Mr. Zack Zalon, CEO of Los Angeles-based AI startup Super Hi-Fi, said Andy would be integrated into his AI platform that automates music production. So instead of a music playlist, Andy can DJ the experience, present the songs and talk about them.

The next step will be for the AI ​​to automate the text created by humans as well. “It really is the triumvirate that we believe is going to take this to the next level,” Zalon said.

This achievement could raise concerns about deep-seated counterfeits as AI perfects its imitation of people in real time.
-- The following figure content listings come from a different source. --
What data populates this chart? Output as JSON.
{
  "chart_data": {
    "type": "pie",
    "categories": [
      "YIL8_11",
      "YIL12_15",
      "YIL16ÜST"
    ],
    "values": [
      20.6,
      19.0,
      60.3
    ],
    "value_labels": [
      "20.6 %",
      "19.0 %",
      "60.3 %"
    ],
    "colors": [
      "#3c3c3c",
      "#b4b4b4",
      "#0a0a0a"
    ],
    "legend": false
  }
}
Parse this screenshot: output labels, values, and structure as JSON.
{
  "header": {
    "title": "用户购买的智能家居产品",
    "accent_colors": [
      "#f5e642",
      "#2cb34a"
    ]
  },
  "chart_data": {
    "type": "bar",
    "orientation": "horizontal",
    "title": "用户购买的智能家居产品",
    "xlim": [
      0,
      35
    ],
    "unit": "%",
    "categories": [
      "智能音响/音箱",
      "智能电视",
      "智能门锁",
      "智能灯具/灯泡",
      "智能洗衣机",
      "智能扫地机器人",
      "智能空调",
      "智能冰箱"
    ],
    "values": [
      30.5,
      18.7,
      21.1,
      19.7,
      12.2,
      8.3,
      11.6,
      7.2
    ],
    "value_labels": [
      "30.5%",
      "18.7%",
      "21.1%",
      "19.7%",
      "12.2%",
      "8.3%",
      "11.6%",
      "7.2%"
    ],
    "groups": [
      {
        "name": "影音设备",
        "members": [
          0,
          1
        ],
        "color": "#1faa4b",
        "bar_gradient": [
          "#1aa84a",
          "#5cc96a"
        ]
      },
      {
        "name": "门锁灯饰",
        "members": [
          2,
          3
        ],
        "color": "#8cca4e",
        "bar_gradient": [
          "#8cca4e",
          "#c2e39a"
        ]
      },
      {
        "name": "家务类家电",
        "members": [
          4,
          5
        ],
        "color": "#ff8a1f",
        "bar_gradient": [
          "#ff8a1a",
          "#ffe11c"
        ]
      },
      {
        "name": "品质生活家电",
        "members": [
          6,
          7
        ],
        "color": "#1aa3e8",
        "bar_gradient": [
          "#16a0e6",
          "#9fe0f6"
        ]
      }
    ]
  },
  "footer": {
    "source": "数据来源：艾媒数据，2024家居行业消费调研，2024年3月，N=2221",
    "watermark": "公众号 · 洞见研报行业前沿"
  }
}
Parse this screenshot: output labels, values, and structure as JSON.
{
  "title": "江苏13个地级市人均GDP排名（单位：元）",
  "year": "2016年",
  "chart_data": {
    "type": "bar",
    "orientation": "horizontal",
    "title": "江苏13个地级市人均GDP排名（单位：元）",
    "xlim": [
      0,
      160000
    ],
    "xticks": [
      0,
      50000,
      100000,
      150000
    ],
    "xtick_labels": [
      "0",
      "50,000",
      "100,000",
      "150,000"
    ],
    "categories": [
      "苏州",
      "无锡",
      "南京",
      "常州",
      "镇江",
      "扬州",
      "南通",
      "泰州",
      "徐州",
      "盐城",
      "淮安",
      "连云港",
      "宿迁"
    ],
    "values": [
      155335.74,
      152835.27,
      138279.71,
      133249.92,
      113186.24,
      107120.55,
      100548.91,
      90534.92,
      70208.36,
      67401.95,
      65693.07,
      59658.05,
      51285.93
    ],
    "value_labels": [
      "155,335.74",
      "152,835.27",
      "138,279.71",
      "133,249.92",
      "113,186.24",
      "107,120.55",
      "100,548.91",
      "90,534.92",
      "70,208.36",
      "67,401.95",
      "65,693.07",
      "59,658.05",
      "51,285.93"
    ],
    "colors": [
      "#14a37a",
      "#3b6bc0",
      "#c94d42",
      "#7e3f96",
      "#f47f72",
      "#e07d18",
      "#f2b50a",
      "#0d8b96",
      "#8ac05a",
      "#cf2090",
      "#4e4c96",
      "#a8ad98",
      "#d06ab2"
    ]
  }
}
“Every week we have a team of content moderators who will cancel accounts,” said Martín Ramírez, Head of Growth at WellSaid. “If you are creating content that is not in line with our values ​​and ethical claims, goodbye. It’s that easy for us.”

Mr Ramirez said that after the voice avatars are created, WellSaid manages the business deals based on the voice owner’s requests. WellSaid voice avatars do more than DJ work.

They’re used in corporate training materials or even for playing audiobooks, Ramirez said.

For Chanley, leaving a vocal avatar behind has added significance, since his recovery from stage 2 lymphoma, which he discovered two years ago while recording his voice.

“Maybe that was the way my 11 and six year old, if things didn’t go the way I wanted, might never forget what I look like,” said Chanley, the emotion in the voice.

“Elvis Presley fed his family long after he left. Maybe that’s, you know, what could send my kids to college someday.”